Модель памяти PyTorch: "torch.from_numpy()" vs "torch.Tensor()"
Я пытаюсь иметь глубокое понимание того, как работает модель памяти PyTorch Tensor.
# input numpy array
In [91]: arr = np.arange(10, dtype=float32).reshape(5, 2)
# input tensors in two different ways
In [92]: t1, t2 = torch.Tensor(arr), torch.from_numpy(arr)
# their types
In [93]: type(arr), type(t1), type(t2)
Out[93]: (numpy.ndarray, torch.FloatTensor, torch.FloatTensor)
# ndarray
In [94]: arr
Out[94]:
array([[ 0., 1.],
[ 2., 3.],
[ 4., 5.],
[ 6., 7.],
[ 8., 9.]], dtype=float32)
Я знаю, что тензоры PyTorch разделяют буфер памяти NumPy ndarrays. Таким образом, изменение одного будет отражено в другом. Итак, здесь я нарезаю и обновляю некоторые значения в Tensor t2
In [98]: t2[:, 1] = 23.0
И, как и ожидалось, он обновляется в t2
и arr
поскольку они имеют один и тот же буфер памяти.
In [99]: t2
Out[99]:
0 23
2 23
4 23
6 23
8 23
[torch.FloatTensor of size 5x2]
In [101]: arr
Out[101]:
array([[ 0., 23.],
[ 2., 23.],
[ 4., 23.],
[ 6., 23.],
[ 8., 23.]], dtype=float32)
Но t1
также обновляется. Помните, что t1
был построен с использованием torch.Tensor()
тогда как t2
был построен с использованием torch.from_numpy()
In [100]: t1
Out[100]:
0 23
2 23
4 23
6 23
8 23
[torch.FloatTensor of size 5x2]
Таким образом, независимо от того, используем ли мы torch.from_numpy()
или torch.Tensor()
для построения тензора из ndarray, все такие тензоры и ndarrays используют один и тот же буфер памяти.
Основываясь на этом понимании, мой вопрос заключается в том, почему функция torch.from_numpy()
существует, когда просто torch.Tensor()
может выполнять задание?
Я посмотрел документацию PyTorch, но в этом ничего не говорится? Любые идеи/предложения?
Ответы
Ответ 1
from_numpy()
автоматически наследует входной массив dtype
. С другой стороны, torch.Tensor
является псевдонимом для torch.FloatTensor
.
Поэтому, если вы передаете массив int64
для torch.Tensor
, тензор вывода будет тензором с плавающей точкой, и они не будут делить хранилище. torch.from_numpy
дает вам torch.LongTensor
как и ожидалось.
a = np.arange(10)
ft = torch.Tensor(a) # same as torch.FloatTensor
it = torch.from_numpy(a)
a.dtype # == dtype('int64')
ft.dtype # == torch.float32
it.dtype # == torch.int64
Ответ 2
Это происходит от _torch_docs.py
; есть также возможная дискуссия о "почему" здесь.

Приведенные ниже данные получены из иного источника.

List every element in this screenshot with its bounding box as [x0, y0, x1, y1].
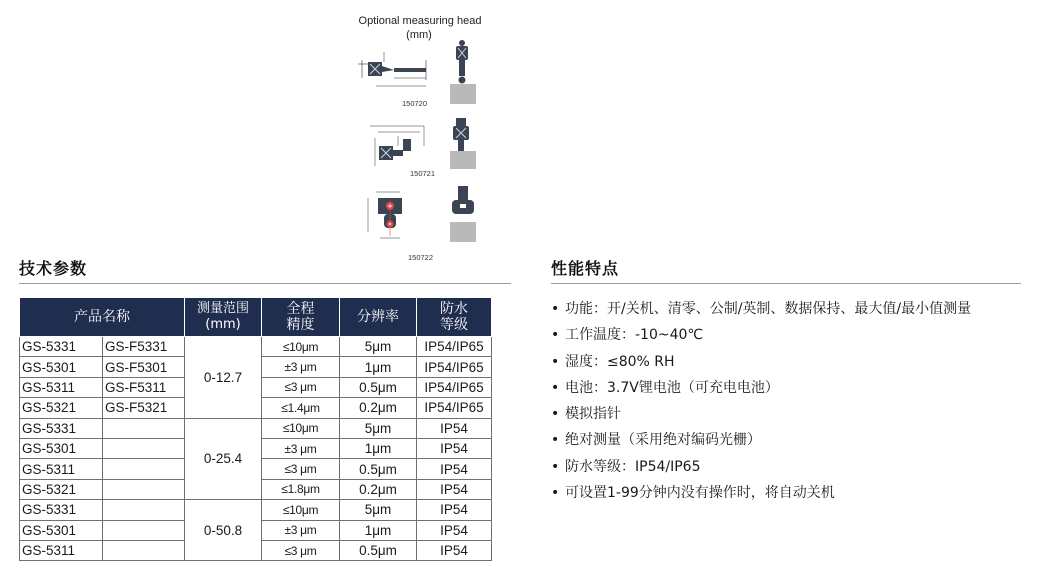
model-f-cell	[103, 540, 185, 560]
rating-cell: IP54	[417, 479, 492, 499]
figure-caption-unit: (mm)	[406, 29, 432, 41]
resolution-cell: 0.2μm	[340, 398, 417, 418]
accuracy-cell: ≤3 μm	[262, 459, 340, 479]
feature-text: 电池：3.7V锂电池（可充电电池）	[565, 379, 779, 396]
header-range-line2: (mm)	[205, 317, 241, 332]
head-150722-photo	[450, 186, 476, 242]
accuracy-cell: ±3 μm	[262, 438, 340, 458]
model-f-cell: GS-F5331	[103, 337, 185, 357]
model-cell: GS-5331	[20, 500, 103, 520]
model-f-cell	[103, 438, 185, 458]
table-row	[20, 500, 492, 520]
model-f-cell	[103, 520, 185, 540]
bullet-icon: •	[551, 458, 560, 475]
model-cell: GS-5321	[20, 398, 103, 418]
list-item	[551, 298, 971, 324]
rating-cell: IP54	[417, 438, 492, 458]
rating-cell: IP54/IP65	[417, 357, 492, 377]
rating-cell: IP54/IP65	[417, 377, 492, 397]
head-code-150721: 150721	[410, 169, 436, 178]
model-f-cell	[103, 459, 185, 479]
model-cell: GS-5331	[20, 418, 103, 438]
rating-cell: IP54/IP65	[417, 398, 492, 418]
model-cell: GS-5311	[20, 377, 103, 397]
accuracy-cell: ≤10μm	[262, 337, 340, 357]
rating-cell: IP54	[417, 520, 492, 540]
list-item	[551, 482, 971, 508]
resolution-cell: 5μm	[340, 500, 417, 520]
resolution-cell: 5μm	[340, 337, 417, 357]
accuracy-cell: ≤3 μm	[262, 540, 340, 560]
rating-cell: IP54	[417, 459, 492, 479]
accuracy-cell: ±3 μm	[262, 357, 340, 377]
header-product-name: 产品名称	[20, 298, 185, 337]
model-cell: GS-5311	[20, 459, 103, 479]
header-measuring-range	[185, 298, 262, 337]
header-range-line1: 测量范围	[196, 301, 249, 316]
header-waterproof	[417, 298, 492, 337]
feature-text: 模拟指针	[565, 406, 621, 423]
figure-caption-title: Optional measuring head	[358, 15, 482, 27]
features-list	[551, 298, 971, 508]
list-item	[551, 351, 971, 377]
features-section-title: 性能特点	[551, 259, 620, 278]
model-cell: GS-5321	[20, 479, 103, 499]
list-item	[551, 403, 971, 429]
accuracy-cell: ≤10μm	[262, 500, 340, 520]
measuring-head-figure	[340, 0, 510, 268]
feature-text: 绝对测量（采用绝对编码光栅）	[565, 432, 761, 449]
resolution-cell: 0.5μm	[340, 459, 417, 479]
table-row	[20, 337, 492, 357]
list-item	[551, 324, 971, 350]
model-f-cell: GS-F5311	[103, 377, 185, 397]
range-cell: 0-50.8	[185, 500, 262, 561]
header-accuracy	[262, 298, 340, 337]
feature-text: 工作温度：-10~40℃	[565, 327, 704, 344]
feature-text: 防水等级：IP54/IP65	[565, 458, 701, 475]
model-cell: GS-5331	[20, 337, 103, 357]
model-cell: GS-5301	[20, 357, 103, 377]
bullet-icon: •	[551, 432, 560, 449]
head-150721-photo	[450, 118, 476, 169]
header-waterproof-line1: 防水	[440, 301, 468, 317]
model-f-cell	[103, 500, 185, 520]
specs-table	[19, 297, 492, 561]
head-code-150720: 150720	[402, 99, 428, 108]
resolution-cell: 0.2μm	[340, 479, 417, 499]
head-150720-dimension-drawing	[358, 52, 426, 86]
specs-section-divider	[19, 283, 511, 284]
accuracy-cell: ≤1.8μm	[262, 479, 340, 499]
feature-text: 功能：开/关机、清零、公制/英制、数据保持、最大值/最小值测量	[565, 301, 972, 317]
bullet-icon: •	[551, 353, 560, 370]
model-cell: GS-5311	[20, 540, 103, 560]
resolution-cell: 0.5μm	[340, 377, 417, 397]
head-150722-dimension-drawing	[368, 192, 402, 238]
list-item	[551, 377, 971, 403]
model-f-cell: GS-F5301	[103, 357, 185, 377]
bullet-icon: •	[551, 485, 560, 502]
accuracy-cell: ≤3 μm	[262, 377, 340, 397]
bullet-icon: •	[551, 301, 560, 317]
resolution-cell: 1μm	[340, 438, 417, 458]
bullet-icon: •	[551, 379, 560, 396]
list-item	[551, 429, 971, 455]
specs-table-header-row	[20, 298, 492, 337]
rating-cell: IP54	[417, 540, 492, 560]
accuracy-cell: ±3 μm	[262, 520, 340, 540]
table-row	[20, 418, 492, 438]
accuracy-cell: ≤10μm	[262, 418, 340, 438]
resolution-cell: 0.5μm	[340, 540, 417, 560]
model-f-cell	[103, 479, 185, 499]
rating-cell: IP54	[417, 500, 492, 520]
header-accuracy-line1: 全程	[286, 301, 315, 317]
header-accuracy-line2: 精度	[286, 317, 315, 333]
accuracy-cell: ≤1.4μm	[262, 398, 340, 418]
resolution-cell: 1μm	[340, 357, 417, 377]
head-150721-dimension-drawing	[370, 126, 424, 166]
range-cell: 0-25.4	[185, 418, 262, 500]
bullet-icon: •	[551, 406, 560, 423]
measuring-head-drawings	[340, 0, 510, 268]
model-f-cell	[103, 418, 185, 438]
feature-text: 可设置1-99分钟内没有操作时，将自动关机	[565, 485, 835, 502]
resolution-cell: 1μm	[340, 520, 417, 540]
header-resolution: 分辨率	[340, 298, 417, 337]
range-cell: 0-12.7	[185, 337, 262, 419]
list-item	[551, 456, 971, 482]
head-code-150722: 150722	[408, 253, 434, 262]
model-f-cell: GS-F5321	[103, 398, 185, 418]
feature-text: 湿度：≤80% RH	[565, 353, 675, 370]
features-section-divider	[551, 283, 1021, 284]
resolution-cell: 5μm	[340, 418, 417, 438]
rating-cell: IP54	[417, 418, 492, 438]
specs-section-title: 技术参数	[19, 259, 88, 278]
rating-cell: IP54/IP65	[417, 337, 492, 357]
bullet-icon: •	[551, 327, 560, 344]
model-cell: GS-5301	[20, 520, 103, 540]
model-cell: GS-5301	[20, 438, 103, 458]
header-waterproof-line2: 等级	[440, 317, 468, 333]
head-150720-photo	[450, 40, 476, 104]
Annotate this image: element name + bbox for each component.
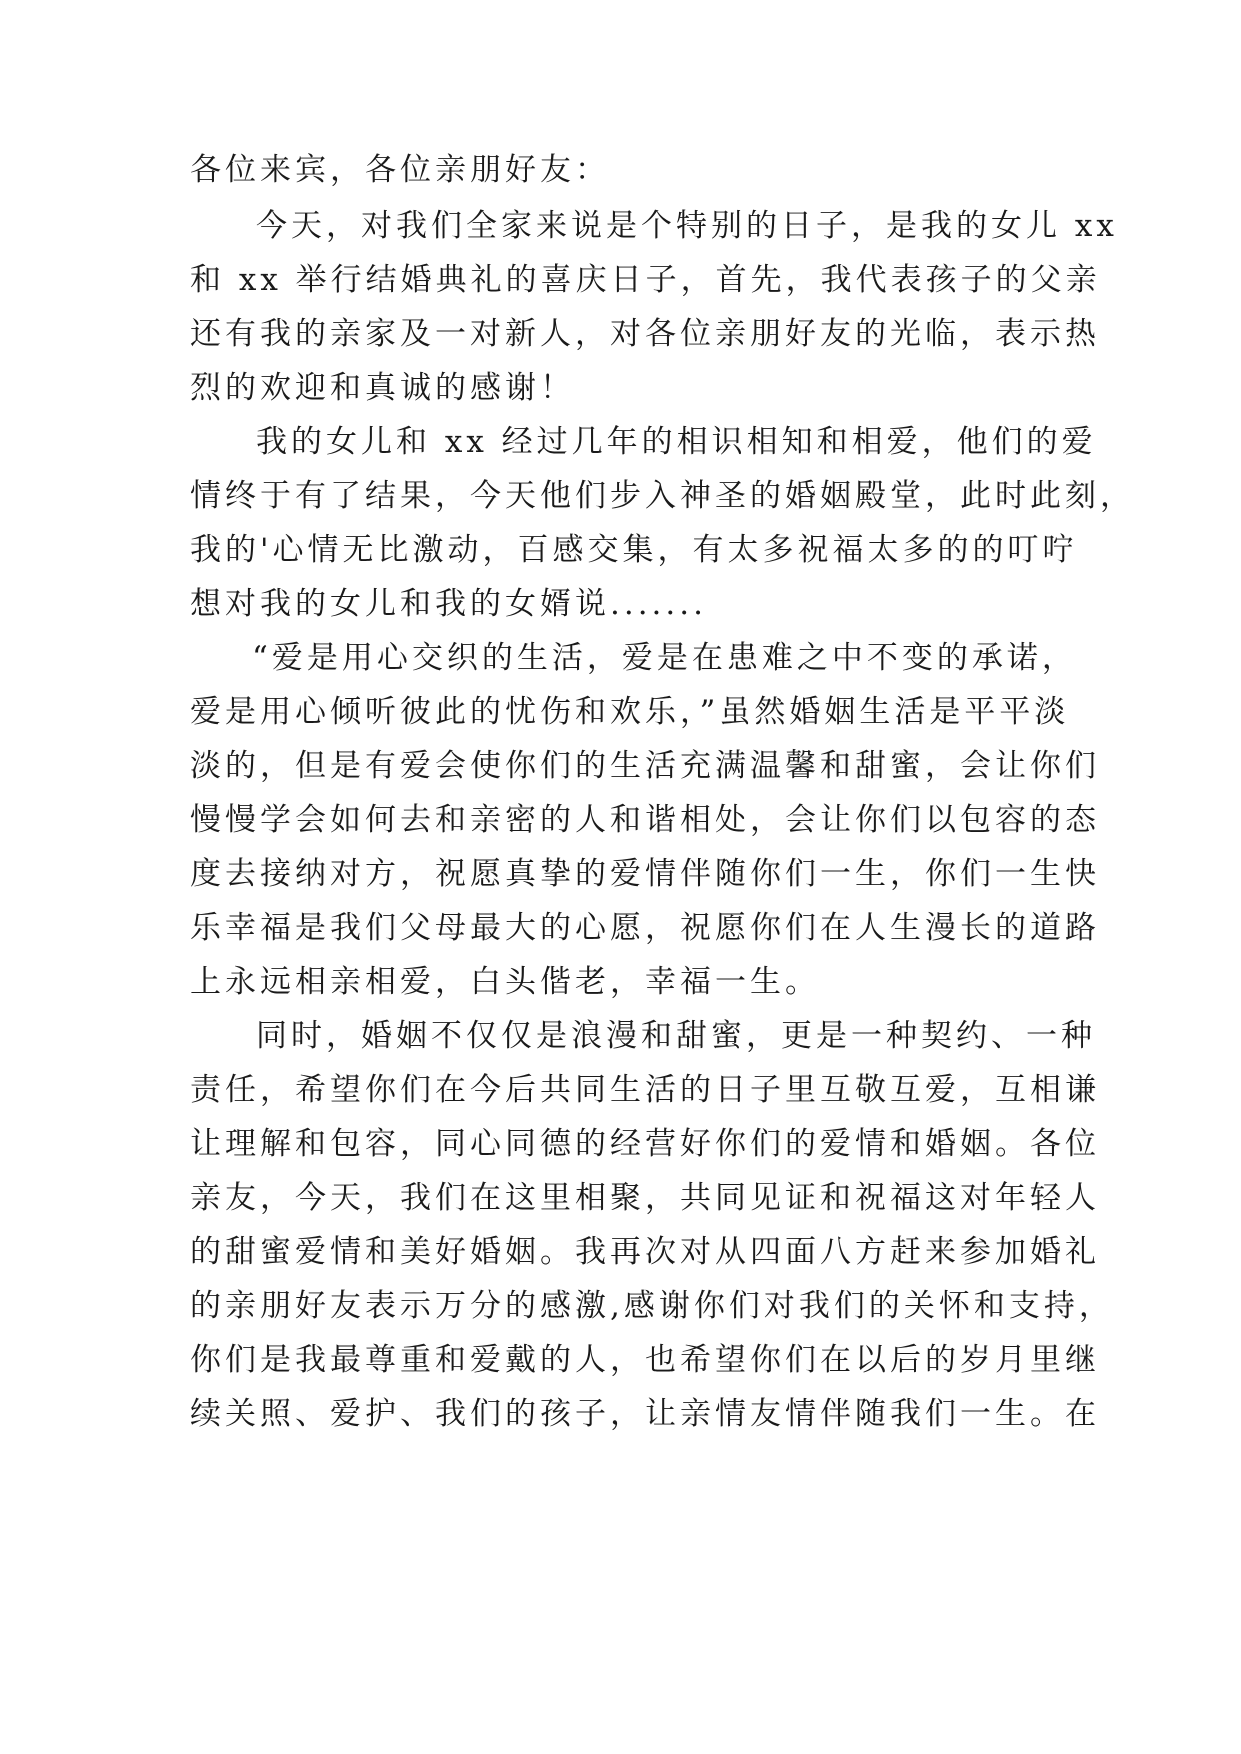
text-line: 各位来宾，各位亲朋好友： bbox=[190, 152, 610, 188]
text-line: 今天，对我们全家来说是个特别的日子，是我的女儿 xx bbox=[256, 208, 1118, 244]
text-line: 的甜蜜爱情和美好婚姻。我再次对从四面八方赶来参加婚礼 bbox=[190, 1234, 1100, 1270]
text-line: 你们是我最尊重和爱戴的人，也希望你们在以后的岁月里继 bbox=[190, 1342, 1100, 1378]
text-line: 让理解和包容，同心同德的经营好你们的爱情和婚姻。各位 bbox=[190, 1126, 1100, 1162]
text-line: 还有我的亲家及一对新人，对各位亲朋好友的光临，表示热 bbox=[190, 316, 1100, 352]
text-line: 慢慢学会如何去和亲密的人和谐相处，会让你们以包容的态 bbox=[190, 802, 1100, 838]
text-line: “爱是用心交织的生活，爱是在患难之中不变的承诺， bbox=[252, 640, 1077, 676]
text-line: 爱是用心倾听彼此的忧伤和欢乐，”虽然婚姻生活是平平淡 bbox=[190, 694, 1070, 730]
text-line: 度去接纳对方，祝愿真挚的爱情伴随你们一生，你们一生快 bbox=[190, 856, 1100, 892]
text-line: 责任，希望你们在今后共同生活的日子里互敬互爱，互相谦 bbox=[190, 1072, 1100, 1108]
text-line: 和 xx 举行结婚典礼的喜庆日子，首先，我代表孩子的父亲 bbox=[190, 262, 1101, 298]
text-line: 亲友，今天，我们在这里相聚，共同见证和祝福这对年轻人 bbox=[190, 1180, 1100, 1216]
text-line: 情终于有了结果，今天他们步入神圣的婚姻殿堂，此时此刻， bbox=[190, 478, 1135, 514]
text-line: 上永远相亲相爱，白头偕老，幸福一生。 bbox=[190, 964, 820, 1000]
text-line: 淡的，但是有爱会使你们的生活充满温馨和甜蜜，会让你们 bbox=[190, 748, 1100, 784]
text-line: 的亲朋好友表示万分的感激,感谢你们对我们的关怀和支持， bbox=[190, 1288, 1114, 1324]
text-line: 我的'心情无比激动，百感交集，有太多祝福太多的的叮咛 bbox=[190, 532, 1078, 568]
text-line: 我的女儿和 xx 经过几年的相识相知和相爱，他们的爱 bbox=[256, 424, 1097, 460]
text-line: 同时，婚姻不仅仅是浪漫和甜蜜，更是一种契约、一种 bbox=[256, 1018, 1096, 1054]
text-line: 乐幸福是我们父母最大的心愿，祝愿你们在人生漫长的道路 bbox=[190, 910, 1100, 946]
text-line: 烈的欢迎和真诚的感谢！ bbox=[190, 370, 575, 406]
text-line: 想对我的女儿和我的女婿说....... bbox=[190, 586, 707, 622]
text-line: 续关照、爱护、我们的孩子，让亲情友情伴随我们一生。在 bbox=[190, 1396, 1100, 1432]
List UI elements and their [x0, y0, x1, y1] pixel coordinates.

def from_numpy(ndarray): # real signature unknown; restored from __doc__
"""
from_numpy(ndarray) -> Tensor
Creates a :class:'Tensor' from a :class:'numpy.ndarray'.
The returned tensor and 'ndarray' share the same memory.
Modifications to the tensor will be reflected in the 'ndarray'
and vice versa. The returned tensor is not resizable.
Example::
>>> a = numpy.array([1, 2, 3])
>>> t = torch.from_numpy(a)
>>> t
torch.LongTensor([1, 2, 3])
>>> t[0] = -1
>>> a
array([-1, 2, 3])
"""
pass
Взято из numpy
docs:
Различные ndarrays
могут совместно использовать одни и те же данные, так что изменения, сделанные в одном ndarray, могут быть видны в другом. То есть, ndarray
может быть "представлением" для другого ndarray
, и данные, на которые он ссылается, заботятся о "базовом" ndarray
.
docs
Pytorch:
Если numpy.ndarray
, torch.Tensor
или torch.Tensor
, torch.Storage
новый тензор, который использует одни и те же данные. Если задана последовательность Python, то создается новый тензор из копии последовательности.
Ответ 3
Рекомендуемый способ построения тензоров в Pytorch - использовать следующие две фабричные функции: torch.tensor
и torch.as_tensor
.
torch.tensor
всегда копирует данные. Например, torch.tensor(x)
эквивалентен x.clone().detach()
.
torch.as_tensor
всегда старается избегать копий данных. Один из случаев, когда as_tensor
избегает копирования данных, - это если исходные данные являются массивом.